An Open-Access Benchmark of Statistical and Machine-Learning Anomaly Detection Methods for Battery Applications
Pang, Mei-Chin, Adhikari, Suraj, Kasahara, Takuma, Haba, Nagihiro, Ohno, Saneyuki
Battery safety is critical in applications ranging from consumer electronics to electric vehicles and aircraft, where undetected anomalies could trigger safety hazards or costly downtime. In this study, we present OSBAD as an open-source benchmark for anomaly detection frameworks in battery applications. By benchmarking 15 diverse algorithms encompassing statistical, distance-based, and unsupervised machine-learning methods, OSBAD enables a systematic comparison of anomaly detection methods across heterogeneous datasets.

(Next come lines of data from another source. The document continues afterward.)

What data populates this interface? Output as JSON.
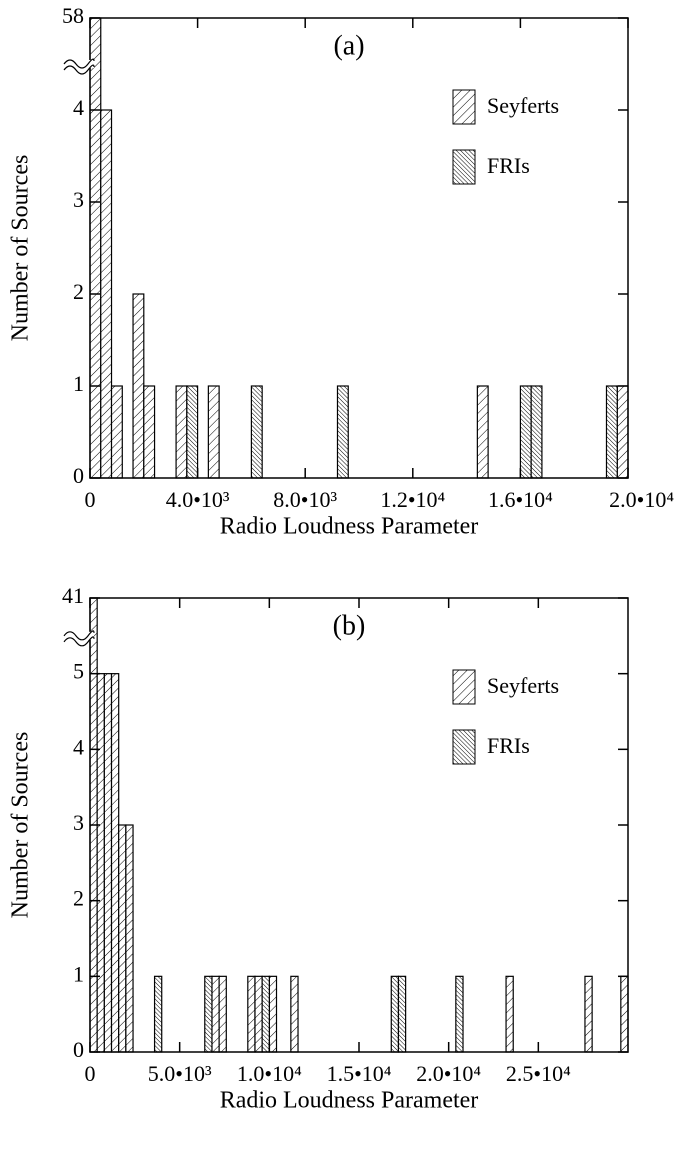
{
  "chart_data": [
    {
      "type": "histogram",
      "annotation": "(a)",
      "xlabel": "Radio Loudness Parameter",
      "ylabel": "Number of Sources",
      "bins": [
        0,
        400,
        800,
        1200,
        1600,
        2000,
        2400,
        2800,
        3200,
        3600,
        4000,
        4400,
        4800,
        5200,
        5600,
        6000,
        6400,
        6800,
        7200,
        7600,
        8000,
        8400,
        8800,
        9200,
        9600,
        10000,
        10400,
        10800,
        11200,
        11600,
        12000,
        12400,
        12800,
        13200,
        13600,
        14000,
        14400,
        14800,
        15200,
        15600,
        16000,
        16400,
        16800,
        17200,
        17600,
        18000,
        18400,
        18800,
        19200,
        19600,
        20000
      ],
      "series": [
        {
          "name": "Seyferts",
          "color": "#000000",
          "hatch": "/",
          "values": [
            58,
            4,
            1,
            0,
            2,
            1,
            0,
            0,
            1,
            0,
            0,
            1,
            0,
            0,
            0,
            0,
            0,
            0,
            0,
            0,
            0,
            0,
            0,
            0,
            0,
            0,
            0,
            0,
            0,
            0,
            0,
            0,
            0,
            0,
            0,
            0,
            1,
            0,
            0,
            0,
            0,
            0,
            0,
            0,
            0,
            0,
            0,
            0,
            0,
            1
          ]
        },
        {
          "name": "FRIs",
          "color": "#000000",
          "hatch": "\\",
          "values": [
            0,
            0,
            0,
            0,
            0,
            0,
            0,
            0,
            0,
            1,
            0,
            0,
            0,
            0,
            0,
            1,
            0,
            0,
            0,
            0,
            0,
            0,
            0,
            1,
            0,
            0,
            0,
            0,
            0,
            0,
            0,
            0,
            0,
            0,
            0,
            0,
            0,
            0,
            0,
            0,
            1,
            1,
            0,
            0,
            0,
            0,
            0,
            0,
            1,
            0
          ]
        }
      ],
      "xlim": [
        0,
        20000
      ],
      "xticks": [
        0,
        {
          "value": 4000,
          "label": "4.0•10³"
        },
        {
          "value": 8000,
          "label": "8.0•10³"
        },
        {
          "value": 12000,
          "label": "1.2•10⁴"
        },
        {
          "value": 16000,
          "label": "1.6•10⁴"
        },
        {
          "value": 20000,
          "label": "2.0•10⁴"
        }
      ],
      "ylim": [
        0,
        5
      ],
      "yticks": [
        0,
        1,
        2,
        3,
        4,
        58
      ],
      "axis_break": true,
      "legend": "upper right"
    },
    {
      "type": "histogram",
      "annotation": "(b)",
      "xlabel": "Radio Loudness Parameter",
      "ylabel": "Number of Sources",
      "bins": [
        0,
        400,
        800,
        1200,
        1600,
        2000,
        2400,
        2800,
        3200,
        3600,
        4000,
        4400,
        4800,
        5200,
        5600,
        6000,
        6400,
        6800,
        7200,
        7600,
        8000,
        8400,
        8800,
        9200,
        9600,
        10000,
        10400,
        10800,
        11200,
        11600,
        12000,
        12400,
        12800,
        13200,
        13600,
        14000,
        14400,
        14800,
        15200,
        15600,
        16000,
        16400,
        16800,
        17200,
        17600,
        18000,
        18400,
        18800,
        19200,
        19600,
        20000,
        20400,
        20800,
        21200,
        21600,
        22000,
        22400,
        22800,
        23200,
        23600,
        24000,
        24400,
        24800,
        25200,
        25600,
        26000,
        26400,
        26800,
        27200,
        27600,
        28000,
        28400,
        28800,
        29200,
        29600,
        30000
      ],
      "series": [
        {
          "name": "Seyferts",
          "color": "#000000",
          "hatch": "/",
          "values": [
            41,
            5,
            5,
            5,
            3,
            3,
            0,
            0,
            0,
            0,
            0,
            0,
            0,
            0,
            0,
            0,
            0,
            1,
            1,
            0,
            0,
            0,
            1,
            1,
            0,
            1,
            0,
            0,
            1,
            0,
            0,
            0,
            0,
            0,
            0,
            0,
            0,
            0,
            0,
            0,
            0,
            0,
            0,
            0,
            0,
            0,
            0,
            0,
            0,
            0,
            0,
            0,
            0,
            0,
            0,
            0,
            0,
            0,
            1,
            0,
            0,
            0,
            0,
            0,
            0,
            0,
            0,
            0,
            0,
            1,
            0,
            0,
            0,
            0,
            1
          ]
        },
        {
          "name": "FRIs",
          "color": "#000000",
          "hatch": "\\",
          "values": [
            0,
            0,
            0,
            0,
            0,
            0,
            0,
            0,
            0,
            1,
            0,
            0,
            0,
            0,
            0,
            0,
            1,
            0,
            0,
            0,
            0,
            0,
            0,
            0,
            1,
            0,
            0,
            0,
            0,
            0,
            0,
            0,
            0,
            0,
            0,
            0,
            0,
            0,
            0,
            0,
            0,
            0,
            1,
            1,
            0,
            0,
            0,
            0,
            0,
            0,
            0,
            1,
            0,
            0,
            0,
            0,
            0,
            0,
            0,
            0,
            0,
            0,
            0,
            0,
            0,
            0,
            0,
            0,
            0,
            0,
            0,
            0,
            0,
            0,
            0
          ]
        }
      ],
      "xlim": [
        0,
        30000
      ],
      "xticks": [
        0,
        {
          "value": 5000,
          "label": "5.0•10³"
        },
        {
          "value": 10000,
          "label": "1.0•10⁴"
        },
        {
          "value": 15000,
          "label": "1.5•10⁴"
        },
        {
          "value": 20000,
          "label": "2.0•10⁴"
        },
        {
          "value": 25000,
          "label": "2.5•10⁴"
        }
      ],
      "ylim": [
        0,
        6
      ],
      "yticks": [
        0,
        1,
        2,
        3,
        4,
        5,
        41
      ],
      "axis_break": true,
      "legend": "upper right"
    }
  ]
}
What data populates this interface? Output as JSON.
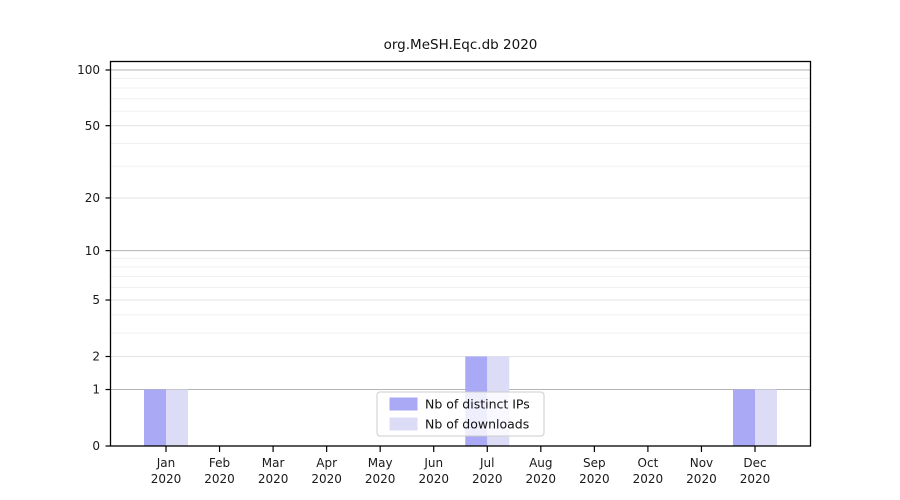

In addition, we demonstrate how a physics- and statistics-informed feature transformation workflow enhances anomaly separability by decomposing collective anomalies into point anomalies. To address a major bottleneck in unsupervised anomaly detection due to incomplete labels, we propose a Bayesian optimization pipeline that facilitates automated hyperparameter tuning based on transfer-learning and regression proxies. Through validation on datasets covering both liquid and solid-state chemistries, we further demonstrate the cross-chemistry generalization capability of OSBAD to identify irregularities across different electrochemical systems. By making benchmarking database with open-source reproducible anomaly detection workflows available to the community, OSBAD establishes a unified foundation for developing safe, scalable, and transferable anomaly detection tools in battery analytics. This research underscores the significance of physics- and statistics-informed feature engineering as well as model selection with probabilistic hyperparameter tuning, in advancing trustworthy, data-driven diagnostics for safety-critical energy systems.